20 de Dezembro, 2011 - 09:28 ( Brasília )

Defesa

DEFESA - Dilma quer aparelhar as Forças Armadas

Presidente promete fortalecer o Exército, a Marinha e a Aeronáutica em prol do desenvolvimento do país

Nota DefesaNet - Vários jornais trataram dos discursos da presidente Dilma aos oficiais-generais na segunda-feira. O artigo do Correio Braziliense é o mais completo

A presidente Dilma Rousseff defendeu ontem o aparelhamento das Forças Armadas, que são, segundo ela, fundamentais para o desenvolvimento do país. A afirmação, feita no Palácio do Planalto, durante discurso na apresentação de oficiais generais recém-promovidos, foi repetida em seguida em almoço de confraternização no Clube da Aeronáutica de Brasília. A plateia, formada por militares e familiares, recebeu a mensagem como uma resposta a um recente relatório encaminhado ao Planalto pelo Ministério da Defesa evidenciando o sucateamento da área.

Segundo Dilma, que quebrou o protocolo e chegou a trocar beijinhos com alguns generais, o crescimento econômico brasileiro vai exigir do país uma grande preocupação com a indústria nacional, "em especial, a indústria da defesa e também nossa capacidade de incorporar ciência, tecnologia e inovação nos serviços e bens militares", ressaltou a presidente, lembrando a tradição pacifista do país. "O Brasil é um país pacífico, que possui relações baseadas na cooperação e no diálogo, especialmente com nossos vizinhos, com quem mantemos há mais de 140 anos relações amigáveis."

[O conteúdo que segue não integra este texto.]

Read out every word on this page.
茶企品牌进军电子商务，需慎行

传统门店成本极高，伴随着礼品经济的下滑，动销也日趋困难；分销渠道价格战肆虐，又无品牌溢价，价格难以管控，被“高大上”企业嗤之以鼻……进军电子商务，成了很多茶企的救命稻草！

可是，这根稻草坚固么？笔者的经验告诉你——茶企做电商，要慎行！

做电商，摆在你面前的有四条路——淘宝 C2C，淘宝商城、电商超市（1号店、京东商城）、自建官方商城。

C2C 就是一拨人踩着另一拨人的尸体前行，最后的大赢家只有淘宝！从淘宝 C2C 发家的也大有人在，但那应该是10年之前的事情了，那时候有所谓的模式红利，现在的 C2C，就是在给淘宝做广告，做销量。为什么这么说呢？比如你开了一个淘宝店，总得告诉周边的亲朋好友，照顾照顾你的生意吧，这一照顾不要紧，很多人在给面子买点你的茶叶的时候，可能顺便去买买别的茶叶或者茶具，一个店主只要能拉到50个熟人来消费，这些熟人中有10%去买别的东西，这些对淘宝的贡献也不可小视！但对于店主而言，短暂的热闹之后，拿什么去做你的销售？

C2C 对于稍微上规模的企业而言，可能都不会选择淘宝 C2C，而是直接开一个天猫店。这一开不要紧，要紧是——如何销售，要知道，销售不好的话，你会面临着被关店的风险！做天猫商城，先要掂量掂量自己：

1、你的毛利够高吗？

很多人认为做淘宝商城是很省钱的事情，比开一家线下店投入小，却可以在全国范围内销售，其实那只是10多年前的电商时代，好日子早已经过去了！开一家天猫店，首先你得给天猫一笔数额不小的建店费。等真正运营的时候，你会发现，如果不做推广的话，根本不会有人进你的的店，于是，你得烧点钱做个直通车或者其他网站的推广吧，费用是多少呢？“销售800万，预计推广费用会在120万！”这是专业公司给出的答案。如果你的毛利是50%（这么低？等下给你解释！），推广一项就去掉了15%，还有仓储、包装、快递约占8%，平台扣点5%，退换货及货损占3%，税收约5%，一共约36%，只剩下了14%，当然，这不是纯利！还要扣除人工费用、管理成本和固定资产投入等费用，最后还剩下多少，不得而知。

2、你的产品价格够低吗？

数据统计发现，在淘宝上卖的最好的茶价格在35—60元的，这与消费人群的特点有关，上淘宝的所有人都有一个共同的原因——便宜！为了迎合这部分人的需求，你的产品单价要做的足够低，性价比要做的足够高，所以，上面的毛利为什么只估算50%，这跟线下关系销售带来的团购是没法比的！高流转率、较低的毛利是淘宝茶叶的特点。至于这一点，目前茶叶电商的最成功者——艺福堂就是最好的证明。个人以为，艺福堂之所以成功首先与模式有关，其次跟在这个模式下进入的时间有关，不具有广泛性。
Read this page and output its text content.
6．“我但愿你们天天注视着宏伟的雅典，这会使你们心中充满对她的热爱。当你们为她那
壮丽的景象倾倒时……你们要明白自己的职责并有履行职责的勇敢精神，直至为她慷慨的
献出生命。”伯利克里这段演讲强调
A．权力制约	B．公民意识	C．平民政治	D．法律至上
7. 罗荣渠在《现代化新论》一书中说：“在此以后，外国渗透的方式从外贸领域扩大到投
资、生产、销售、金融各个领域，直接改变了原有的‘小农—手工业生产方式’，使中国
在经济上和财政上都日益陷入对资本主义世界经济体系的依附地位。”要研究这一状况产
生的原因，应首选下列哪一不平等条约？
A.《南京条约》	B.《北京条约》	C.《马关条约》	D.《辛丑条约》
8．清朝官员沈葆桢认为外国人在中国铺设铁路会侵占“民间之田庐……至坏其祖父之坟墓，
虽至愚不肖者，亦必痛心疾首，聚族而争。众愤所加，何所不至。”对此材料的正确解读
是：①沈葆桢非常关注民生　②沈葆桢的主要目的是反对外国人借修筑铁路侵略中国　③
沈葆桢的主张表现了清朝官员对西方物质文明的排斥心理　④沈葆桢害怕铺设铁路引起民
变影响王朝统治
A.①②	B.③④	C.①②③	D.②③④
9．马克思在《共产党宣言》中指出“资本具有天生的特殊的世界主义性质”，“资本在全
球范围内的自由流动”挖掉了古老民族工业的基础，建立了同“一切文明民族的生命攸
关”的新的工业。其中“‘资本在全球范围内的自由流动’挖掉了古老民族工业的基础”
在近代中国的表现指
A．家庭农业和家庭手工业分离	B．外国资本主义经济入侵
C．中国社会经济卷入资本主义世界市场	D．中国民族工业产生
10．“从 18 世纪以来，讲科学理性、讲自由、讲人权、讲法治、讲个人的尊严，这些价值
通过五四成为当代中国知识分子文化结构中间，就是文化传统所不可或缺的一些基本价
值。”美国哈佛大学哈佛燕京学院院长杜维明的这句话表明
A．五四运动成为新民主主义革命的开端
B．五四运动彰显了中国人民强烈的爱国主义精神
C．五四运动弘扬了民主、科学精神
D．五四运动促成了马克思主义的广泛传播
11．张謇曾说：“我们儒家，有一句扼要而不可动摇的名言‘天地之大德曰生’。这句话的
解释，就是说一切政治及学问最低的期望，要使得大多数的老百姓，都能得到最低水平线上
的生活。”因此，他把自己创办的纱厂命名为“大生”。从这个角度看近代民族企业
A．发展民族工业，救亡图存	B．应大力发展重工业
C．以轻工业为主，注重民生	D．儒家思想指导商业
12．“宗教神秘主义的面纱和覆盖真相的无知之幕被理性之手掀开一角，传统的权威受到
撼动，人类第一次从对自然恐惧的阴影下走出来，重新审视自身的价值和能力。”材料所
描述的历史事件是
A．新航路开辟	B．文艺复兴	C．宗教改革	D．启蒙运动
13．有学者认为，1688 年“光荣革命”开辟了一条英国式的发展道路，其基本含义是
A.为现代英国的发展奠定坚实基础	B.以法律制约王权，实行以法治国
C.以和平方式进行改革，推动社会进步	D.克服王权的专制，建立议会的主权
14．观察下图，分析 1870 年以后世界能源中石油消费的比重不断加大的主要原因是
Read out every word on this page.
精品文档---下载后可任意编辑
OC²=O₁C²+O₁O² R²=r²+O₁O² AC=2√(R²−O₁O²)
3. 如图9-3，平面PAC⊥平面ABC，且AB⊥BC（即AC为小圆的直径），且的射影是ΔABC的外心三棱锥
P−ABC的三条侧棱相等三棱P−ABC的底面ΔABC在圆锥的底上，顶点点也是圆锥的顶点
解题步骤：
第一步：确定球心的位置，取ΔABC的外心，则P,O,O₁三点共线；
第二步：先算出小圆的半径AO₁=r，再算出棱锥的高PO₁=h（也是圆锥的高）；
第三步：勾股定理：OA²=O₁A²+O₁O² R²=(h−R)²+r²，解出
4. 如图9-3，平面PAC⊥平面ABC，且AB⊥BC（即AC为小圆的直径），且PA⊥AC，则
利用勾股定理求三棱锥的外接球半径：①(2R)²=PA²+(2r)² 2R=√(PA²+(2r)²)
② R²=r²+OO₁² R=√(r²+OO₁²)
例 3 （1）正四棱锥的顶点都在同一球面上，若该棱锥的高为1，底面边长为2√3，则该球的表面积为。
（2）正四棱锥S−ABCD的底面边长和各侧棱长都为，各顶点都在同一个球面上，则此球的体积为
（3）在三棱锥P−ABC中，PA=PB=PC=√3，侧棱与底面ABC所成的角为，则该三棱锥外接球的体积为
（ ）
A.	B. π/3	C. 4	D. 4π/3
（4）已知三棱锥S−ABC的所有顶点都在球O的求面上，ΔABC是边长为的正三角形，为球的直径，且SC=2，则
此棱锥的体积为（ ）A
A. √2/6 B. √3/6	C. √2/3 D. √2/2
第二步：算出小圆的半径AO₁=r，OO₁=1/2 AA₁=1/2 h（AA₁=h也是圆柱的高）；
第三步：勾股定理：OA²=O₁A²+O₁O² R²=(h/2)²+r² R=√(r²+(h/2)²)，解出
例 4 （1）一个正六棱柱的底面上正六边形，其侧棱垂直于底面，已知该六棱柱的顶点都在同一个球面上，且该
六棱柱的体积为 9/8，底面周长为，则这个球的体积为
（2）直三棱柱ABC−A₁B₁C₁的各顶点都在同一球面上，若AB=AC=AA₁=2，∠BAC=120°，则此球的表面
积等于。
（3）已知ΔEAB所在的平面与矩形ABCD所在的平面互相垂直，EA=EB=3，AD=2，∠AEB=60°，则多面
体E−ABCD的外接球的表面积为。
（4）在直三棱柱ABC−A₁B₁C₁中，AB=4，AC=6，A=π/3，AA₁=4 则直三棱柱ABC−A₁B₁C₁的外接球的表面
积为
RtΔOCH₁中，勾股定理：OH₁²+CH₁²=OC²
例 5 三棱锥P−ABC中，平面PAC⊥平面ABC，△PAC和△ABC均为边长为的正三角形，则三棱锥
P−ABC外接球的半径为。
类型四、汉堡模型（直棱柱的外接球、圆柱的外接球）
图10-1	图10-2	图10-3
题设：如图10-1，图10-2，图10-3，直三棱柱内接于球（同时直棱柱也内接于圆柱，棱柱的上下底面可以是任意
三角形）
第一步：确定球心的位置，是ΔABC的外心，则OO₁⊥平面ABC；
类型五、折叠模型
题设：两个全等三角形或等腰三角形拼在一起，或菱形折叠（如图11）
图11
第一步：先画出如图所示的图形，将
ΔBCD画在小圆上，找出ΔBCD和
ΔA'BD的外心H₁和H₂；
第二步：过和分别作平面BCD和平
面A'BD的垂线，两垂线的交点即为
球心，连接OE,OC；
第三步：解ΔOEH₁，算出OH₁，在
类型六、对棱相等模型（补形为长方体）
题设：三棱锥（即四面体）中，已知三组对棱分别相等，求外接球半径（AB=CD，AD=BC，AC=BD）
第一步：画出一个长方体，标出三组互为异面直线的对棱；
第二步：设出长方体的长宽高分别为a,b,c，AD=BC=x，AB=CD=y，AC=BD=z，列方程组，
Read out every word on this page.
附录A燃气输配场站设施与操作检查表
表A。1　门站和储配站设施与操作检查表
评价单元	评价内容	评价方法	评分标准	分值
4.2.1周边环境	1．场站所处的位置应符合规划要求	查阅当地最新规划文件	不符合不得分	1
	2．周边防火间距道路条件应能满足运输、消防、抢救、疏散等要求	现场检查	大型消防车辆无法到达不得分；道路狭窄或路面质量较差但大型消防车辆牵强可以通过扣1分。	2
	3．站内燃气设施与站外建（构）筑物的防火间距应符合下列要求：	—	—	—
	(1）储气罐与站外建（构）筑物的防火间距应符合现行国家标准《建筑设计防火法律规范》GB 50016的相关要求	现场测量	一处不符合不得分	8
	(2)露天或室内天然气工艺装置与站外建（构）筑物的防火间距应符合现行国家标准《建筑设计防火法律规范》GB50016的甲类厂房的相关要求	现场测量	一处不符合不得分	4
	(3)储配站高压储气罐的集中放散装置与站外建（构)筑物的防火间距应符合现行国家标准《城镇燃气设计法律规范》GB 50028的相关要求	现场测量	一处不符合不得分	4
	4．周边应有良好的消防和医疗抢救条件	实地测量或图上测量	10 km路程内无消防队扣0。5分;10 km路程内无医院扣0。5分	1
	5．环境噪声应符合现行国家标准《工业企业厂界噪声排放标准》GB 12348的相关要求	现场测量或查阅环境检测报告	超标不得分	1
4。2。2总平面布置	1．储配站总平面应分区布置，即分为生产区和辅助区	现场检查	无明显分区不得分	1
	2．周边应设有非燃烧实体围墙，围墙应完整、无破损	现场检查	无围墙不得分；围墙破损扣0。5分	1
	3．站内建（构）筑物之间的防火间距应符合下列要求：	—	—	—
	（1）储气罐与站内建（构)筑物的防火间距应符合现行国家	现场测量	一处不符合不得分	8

Sem fazer menção à ditadura militar, Dilma ressaltou a participação que as Forças Armadas têm hoje no processo democrático. "Nossos soldados reconhecem seu papel com partícipes de uma política de Estado, a política de defesa que deve guardar perfeita coerência com as aspirações do povo brasileiro, traduzidas por seus representantes democraticamente eleitos."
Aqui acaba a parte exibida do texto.